Seven people – six children and a teacher – were hospitalized after a shooting at a primary school in Vladislav Rybnica on Wednesday morning. A girl is in life-threatening condition with a gunshot wound to the head, and a boy is in critical condition with a spinal cord injury, doctors said Thursday morning.

To help people cope with the tragedy, authorities have announced that they are setting up a helpline. Hundreds of people responded to the call to donate blood for the injured. Three days of mourning will begin on Friday morning.

Serbian teachers’ unions have announced demonstrations and strikes to demand change and warn of a crisis in the school system. Some officials shied away from responsibility, blaming Western influence rather than the deep social crisis in the country.

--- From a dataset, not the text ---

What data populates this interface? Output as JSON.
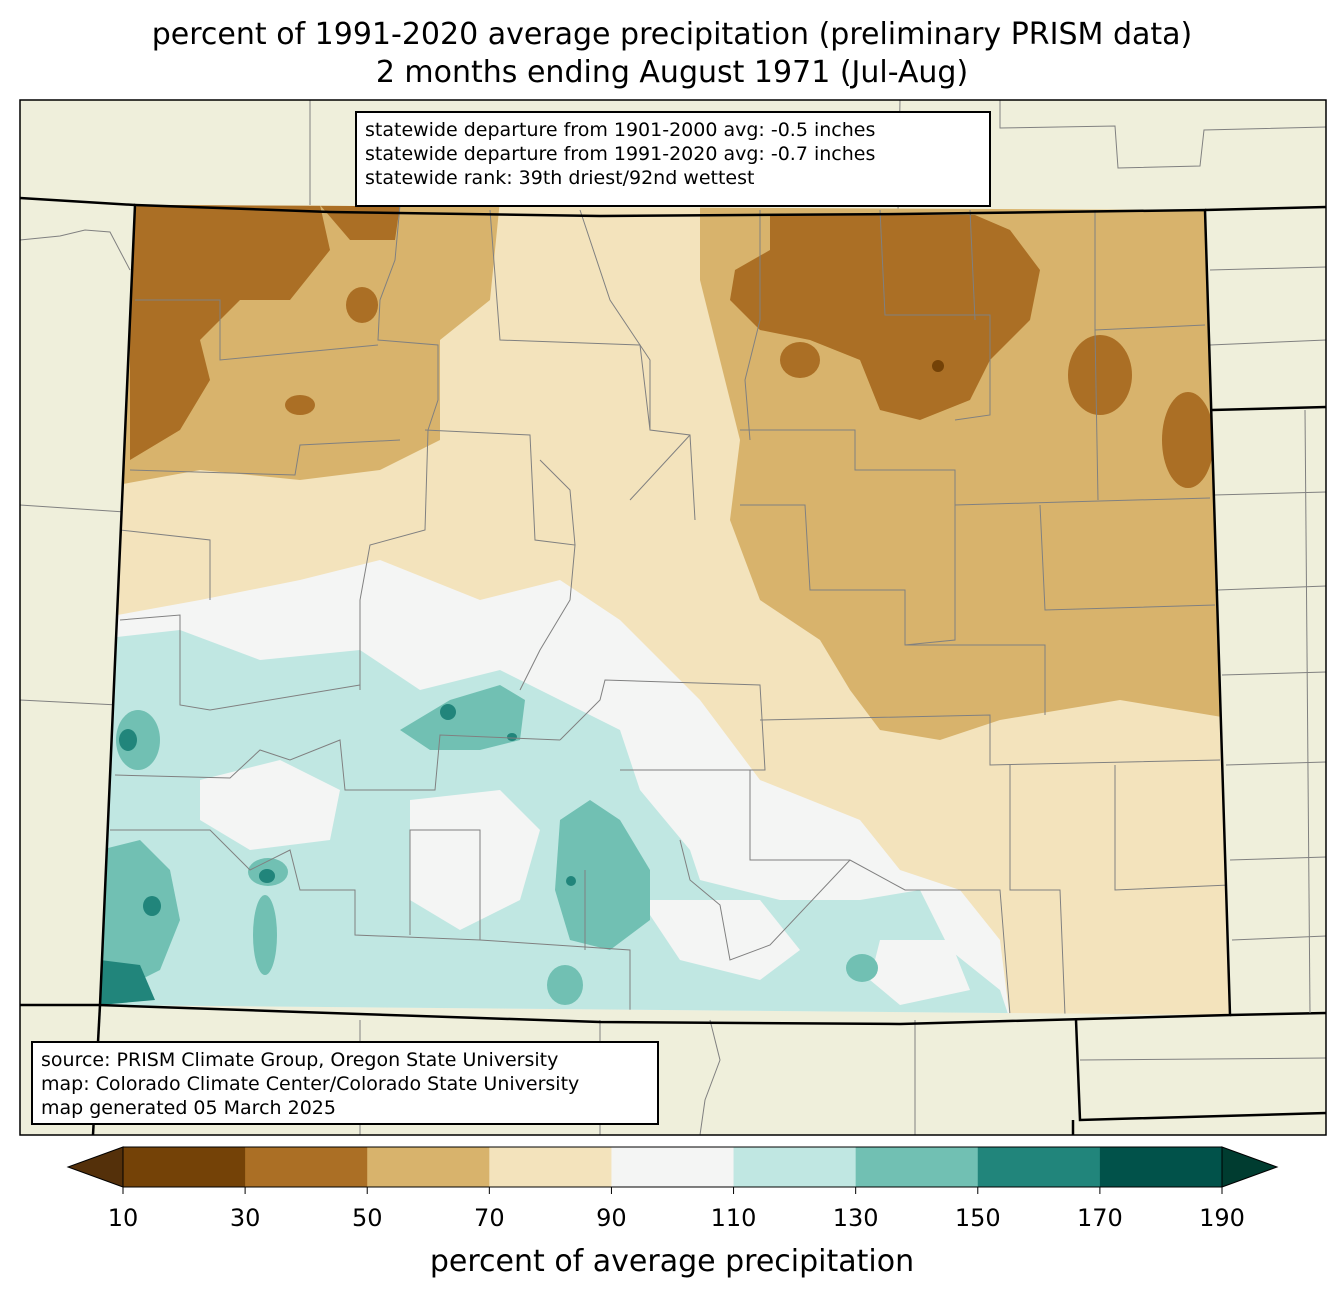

The gunman, identified by police as Kosta Kekmanovic, gave no motive for his actions.

Entering his school, Kekmanovic first kills the guard and three students in the hallway. He then went into the history classroom where he shot the teacher before opening fire on the students.

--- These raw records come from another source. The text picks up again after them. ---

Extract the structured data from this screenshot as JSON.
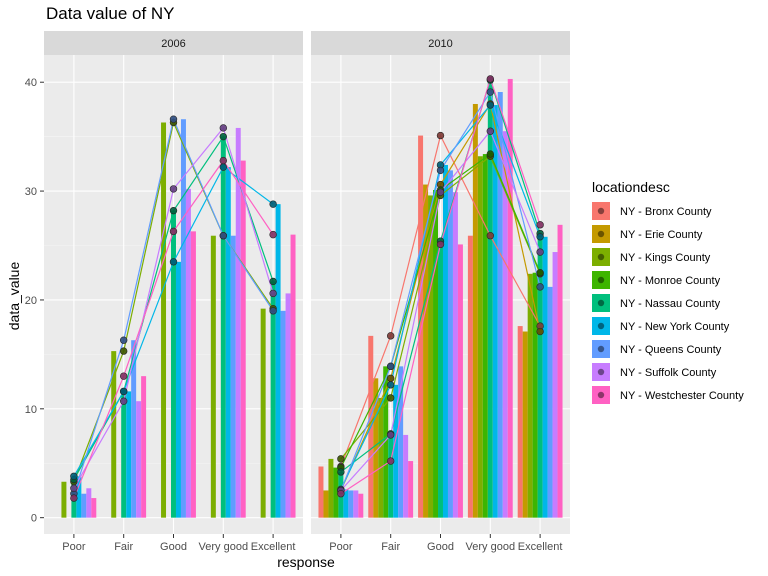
{
  "chart_data": {
    "type": "bar",
    "title": "Data value of NY",
    "xlabel": "response",
    "ylabel": "data_value",
    "ylim": [
      -1.5,
      42.5
    ],
    "yticks": [
      "0",
      "10",
      "20",
      "30",
      "40"
    ],
    "ytick_values": [
      0,
      10,
      20,
      30,
      40
    ],
    "grid": true,
    "legend_position": "right",
    "legend_title": "locationdesc",
    "categories": [
      "Poor",
      "Fair",
      "Good",
      "Very good",
      "Excellent"
    ],
    "panels": [
      {
        "label": "2006",
        "series": [
          {
            "name": "NY - Bronx County",
            "values": [
              null,
              null,
              null,
              null,
              null
            ]
          },
          {
            "name": "NY - Erie County",
            "values": [
              null,
              null,
              null,
              null,
              null
            ]
          },
          {
            "name": "NY - Kings County",
            "values": [
              3.3,
              15.3,
              36.3,
              25.9,
              19.2
            ]
          },
          {
            "name": "NY - Monroe County",
            "values": [
              null,
              null,
              null,
              null,
              null
            ]
          },
          {
            "name": "NY - Nassau County",
            "values": [
              3.5,
              11.6,
              28.2,
              35.0,
              21.7
            ]
          },
          {
            "name": "NY - New York County",
            "values": [
              3.8,
              11.6,
              23.5,
              32.2,
              28.8
            ]
          },
          {
            "name": "NY - Queens County",
            "values": [
              2.2,
              16.3,
              36.6,
              25.9,
              19.0
            ]
          },
          {
            "name": "NY - Suffolk County",
            "values": [
              2.7,
              10.7,
              30.2,
              35.8,
              20.6
            ]
          },
          {
            "name": "NY - Westchester County",
            "values": [
              1.8,
              13.0,
              26.3,
              32.8,
              26.0
            ]
          }
        ]
      },
      {
        "label": "2010",
        "series": [
          {
            "name": "NY - Bronx County",
            "values": [
              4.7,
              16.7,
              35.1,
              25.9,
              17.6
            ]
          },
          {
            "name": "NY - Erie County",
            "values": [
              2.5,
              12.8,
              30.6,
              38.0,
              17.1
            ]
          },
          {
            "name": "NY - Kings County",
            "values": [
              5.4,
              11.0,
              29.6,
              33.2,
              22.4
            ]
          },
          {
            "name": "NY - Monroe County",
            "values": [
              4.6,
              13.9,
              30.1,
              33.4,
              22.5
            ]
          },
          {
            "name": "NY - Nassau County",
            "values": [
              4.2,
              7.7,
              25.4,
              40.2,
              26.1
            ]
          },
          {
            "name": "NY - New York County",
            "values": [
              2.6,
              12.2,
              32.4,
              37.9,
              25.8
            ]
          },
          {
            "name": "NY - Queens County",
            "values": [
              2.5,
              13.9,
              31.9,
              39.1,
              21.2
            ]
          },
          {
            "name": "NY - Suffolk County",
            "values": [
              2.5,
              7.6,
              29.9,
              35.5,
              24.4
            ]
          },
          {
            "name": "NY - Westchester County",
            "values": [
              2.2,
              5.2,
              25.1,
              40.3,
              26.9
            ]
          }
        ]
      }
    ]
  },
  "colors": {
    "NY - Bronx County": "#F8766D",
    "NY - Erie County": "#C49A00",
    "NY - Kings County": "#7CAE00",
    "NY - Monroe County": "#3DB500",
    "NY - Nassau County": "#00BF7D",
    "NY - New York County": "#00B7E8",
    "NY - Queens County": "#619CFF",
    "NY - Suffolk County": "#C77CFF",
    "NY - Westchester County": "#FF61C3",
    "panel_bg": "#EBEBEB",
    "strip_bg": "#D9D9D9",
    "grid_major": "#FFFFFF"
  }
}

Kecmanovich then unloaded the gun in the school yard and called the police himself, even though they had already received a warning from a school official. When he called, Kekmanevich told duty officers he was a “psychopath who needed to calm down,” police said.

Among the dead were seven girls, one boy and a school security guard. According to the French Ministry of Foreign Affairs, one of them is a French citizen.

Authorities say Kekmanovic is too young to be charged and tried. He is placed in a mental institution while his father is detained on suspicion of endangering public safety because his son holds a gun.

“I think we’re all guilty. I think we all have some responsibility, that we allowed some things (shouldn’t happen),” Belgrade resident Zoran Sefik said during a vigil near the school Wednesday evening.

Another Belgrade resident, Jovan Lajovic, said he wasn’t surprised: “It was a matter of days when something like this could happen, given what’s happening in the world and here,” he said.

Gun culture is widespread in Serbia and the Balkans: the region has the highest number of guns per capita in Europe. Guns are often fired in the air in celebration, and the warrior religion is part of the national identity. Still, the last mass shooting was in 2013 when a war veteran killed 13 people in a central Serbian village.

Experts have repeatedly warned of the dangers posed by the number of weapons in a highly divided country like Serbia, where convicted war criminals are glorified and violence against minority groups often goes unpunished. They also noted that instability stemming from the conflicts of the 1990s as well as ongoing economic difficulties could trigger such explosions.

“We have had too much violence for too many days,” psychologist Jarko Trebjesanin told N1 television. “Children copy models. We need to eliminate negative models … and create a different value system.”